Gallstones in Children: Risk Factors, Symptoms and Treatment Explained
Gallstones form less often in children than in adults, yet certain medical conditions can sharply increase a young patient's risk. The gallbladder is a small organ beneath the liver that stores bile, a fluid the body uses to break down fats during digestion.
Premature infants and children who cannot eat for extended periods face higher vulnerability. Prolonged starvation is a significant predisposing factor at any age, though it carries particular weight in the paediatric population. Young patients who are seriously unwell — especially those with bloodstream infections or intestines that have stopped functioning for a long stretch — also show elevated risk of stone formation.
Doctors usually diagnose gallstones with an ultrasound scan, and magnetic resonance imaging may be used in some cases. How a patient presents depends largely on where the stone sits. In many instances, a blocked drainage pathway triggers acute cholecystitis, an inflammation of the gallbladder caused when bile trapped inside becomes infected.

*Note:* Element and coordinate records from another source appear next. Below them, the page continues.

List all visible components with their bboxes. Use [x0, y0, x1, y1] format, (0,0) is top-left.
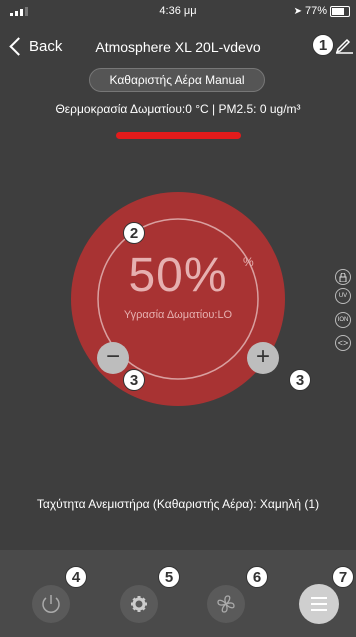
- edit-pencil-icon[interactable]: [334, 34, 354, 54]
- power-icon: [42, 595, 60, 613]
- fan-speed-text: Ταχύτητα Ανεμιστήρα (Καθαριστής Αέρα): Χ…: [36, 497, 320, 511]
- callout-badge-7: 7: [332, 566, 354, 588]
- settings-button[interactable]: [120, 585, 158, 623]
- battery-icon: [330, 5, 350, 17]
- percent-sign: %: [243, 255, 254, 269]
- callout-badge-3a: 3: [123, 369, 145, 391]
- battery-indicator: ➤ 77%: [294, 5, 350, 17]
- fan-icon: [217, 595, 235, 613]
- callout-badge-5: 5: [158, 566, 180, 588]
- decrease-button[interactable]: −: [97, 342, 129, 374]
- location-icon: ➤: [293, 5, 302, 17]
- room-humidity-label: Υγρασία Δωματίου:LO: [123, 309, 233, 321]
- status-bar-indicator: [116, 132, 241, 139]
- callout-badge-1: 1: [312, 34, 334, 56]
- uv-toggle[interactable]: UV: [335, 288, 351, 304]
- battery-percent: 77%: [304, 5, 327, 17]
- ion-toggle[interactable]: ION: [335, 312, 351, 328]
- mode-chip[interactable]: Καθαριστής Αέρα Manual: [89, 68, 265, 92]
- lock-icon[interactable]: [335, 269, 351, 285]
- increase-button[interactable]: +: [247, 342, 279, 374]
- status-bar: 4:36 μμ ➤ 77%: [0, 0, 356, 22]
- callout-badge-2: 2: [123, 222, 145, 244]
- oscillate-icon[interactable]: <>: [335, 335, 351, 351]
- room-info: Θερμοκρασία Δωματίου:0 °C | PM2.5: 0 ug/…: [55, 102, 301, 116]
- menu-button[interactable]: [299, 584, 339, 624]
- gear-icon: [131, 596, 147, 612]
- callout-badge-4: 4: [65, 566, 87, 588]
- fan-button[interactable]: [207, 585, 245, 623]
- hamburger-menu-icon: [311, 597, 327, 611]
- callout-badge-6: 6: [246, 566, 268, 588]
- power-button[interactable]: [32, 585, 70, 623]
- page-title: Atmosphere XL 20L-vdevo: [95, 39, 261, 55]
- callout-badge-3b: 3: [289, 369, 311, 391]
- humidity-percent: 50%: [128, 249, 228, 302]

Typical warning signs include a low-grade fever, pain in the right upper abdomen, and poor appetite.
Prevention focuses on avoiding prolonged fasting and managing underlying illnesses promptly. Treatment ranges from close monitoring to surgical removal of the gallbladder when symptoms develop. Surgeons may perform open procedures or laparoscopic keyhole surgery; the minimally invasive approach has become the gold standard for adult patients and is increasingly favoured more broadly. Once the gallbladder is removed, the chance of forming further stones is not eliminated entirely but drops substantially, and most patients go on to live healthy lives without recurring stone problems.